Quando se separou do marido, há anos
atrás, o pai da Jô disse à ela, que ela deveria tomar cuidado, porque mulher
negra, e ainda separada, era penico que qualquer cachorro mija...
Me vi com um penico na cabeça. Ali, bem
posicionado recebendo todo tipo de merda e excremento produzido pelas práticas
racistas. Cada vez mais cotidianas e cada vez mais se esmerando em serem sutis
e enormemente violentas.
O velho homem preto dizia à Jô sobre a
sua experiência. Talvez sobre a convivência com mãe, avós, tias, primas, irmãs ...
Mulheres negras não têm garantida a sua dignidade. Não importa o tempo
histórico. O preto velho não disse, porque talvez não soubesse, mas o estado
civil não traz diferenciações para a experiência de deslegitimação que o
racismo ensina. À todas é destinado o mesmo penico de merda assentado na
cabeça. Na existência. Não há homem ou situação conjugal nessa vida que
interrompa, suspenda ou amenize a experiência de ser mulher negra. Todas nós
carregamos o tal penico. Por “todo lado. O tempo todo.”

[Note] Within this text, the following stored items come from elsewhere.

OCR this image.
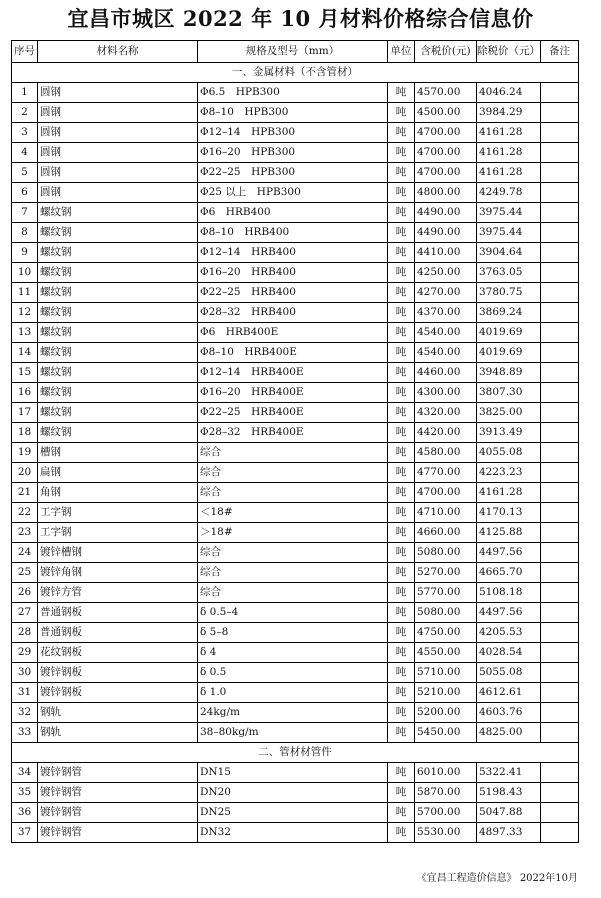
宜昌市城区 2022 年 10 月材料价格综合信息价
序号	材料名称	规格及型号（mm）	单位	含税价(元)	除税价（元）	备注
一、金属材料（不含管材）						
1	圆钢	Φ6.5　HPB300	吨	4570.00	4046.24	
2	圆钢	Φ8–10　HPB300	吨	4500.00	3984.29	
3	圆钢	Φ12–14　HPB300	吨	4700.00	4161.28	
4	圆钢	Φ16–20　HPB300	吨	4700.00	4161.28	
5	圆钢	Φ22–25　HPB300	吨	4700.00	4161.28	
6	圆钢	Φ25 以上　HPB300	吨	4800.00	4249.78	
7	螺纹钢	Φ6　HRB400	吨	4490.00	3975.44	
8	螺纹钢	Φ8–10　HRB400	吨	4490.00	3975.44	
9	螺纹钢	Φ12–14　HRB400	吨	4410.00	3904.64	
10	螺纹钢	Φ16–20　HRB400	吨	4250.00	3763.05	
11	螺纹钢	Φ22–25　HRB400	吨	4270.00	3780.75	
12	螺纹钢	Φ28–32　HRB400	吨	4370.00	3869.24	
13	螺纹钢	Φ6　HRB400E	吨	4540.00	4019.69	
14	螺纹钢	Φ8–10　HRB400E	吨	4540.00	4019.69	
15	螺纹钢	Φ12–14　HRB400E	吨	4460.00	3948.89	
16	螺纹钢	Φ16–20　HRB400E	吨	4300.00	3807.30	
17	螺纹钢	Φ22–25　HRB400E	吨	4320.00	3825.00	
18	螺纹钢	Φ28–32　HRB400E	吨	4420.00	3913.49	
19	槽钢	综合	吨	4580.00	4055.08	
20	扁钢	综合	吨	4770.00	4223.23	
21	角钢	综合	吨	4700.00	4161.28	
22	工字钢	＜18#	吨	4710.00	4170.13	
23	工字钢	＞18#	吨	4660.00	4125.88	
24	镀锌槽钢	综合	吨	5080.00	4497.56	
25	镀锌角钢	综合	吨	5270.00	4665.70	
26	镀锌方管	综合	吨	5770.00	5108.18	
27	普通钢板	δ 0.5–4	吨	5080.00	4497.56	
28	普通钢板	δ 5–8	吨	4750.00	4205.53	
29	花纹钢板	δ 4	吨	4550.00	4028.54	
30	镀锌钢板	δ 0.5	吨	5710.00	5055.08	
31	镀锌钢板	δ 1.0	吨	5210.00	4612.61	
32	钢轨	24kg/m	吨	5200.00	4603.76	
33	钢轨	38–80kg/m	吨	5450.00	4825.00	
二、管材材管件						
34	镀锌钢管	DN15	吨	6010.00	5322.41	
35	镀锌钢管	DN20	吨	5870.00	5198.43	
36	镀锌钢管	DN25	吨	5700.00	5047.88	
37	镀锌钢管	DN32	吨	5530.00	4897.33	
《宜昌工程造价信息》 2022年10月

Dias atrás vi o penico na cabeça da
Maju Coutinho. Jornalista, âncora de um importante telejornal, que teve
contabilizado seus erros durante a exibição do programa. Isso porque a régua do
racismo é cruel, dura, apertada e implacável. Não tem frações ou números
mistos. Só números inteiros que por vezes, a maioria das vezes, escapam ao
olhar e ao sentimento de quem não está naquele corpo. Ser mulher negra, só
mulher negra entende.
O racismo e a branquitude (são diferentes?)
entendem que uma mulher preta num espaço de poder ou de visibilidade tem que
ser medida, avaliada, escrutinada, questionada, mensurada para, enfim, ser
desmerecida e deslegitimada. A deslegitimação racista ocorre para que nenhuma
de nós, pretas, esqueçamos qual é, para eles, o nosso lugar. O de origem, o
verdadeiro, aquele de onde não deveríamos ter saído. Aquele da colônia, da
servidão, da obediência. Desejam, sobretudo, cordialidade, silêncio e mansidão.
Para o racismo a bancada de um telejornal não é o lugar da Maju...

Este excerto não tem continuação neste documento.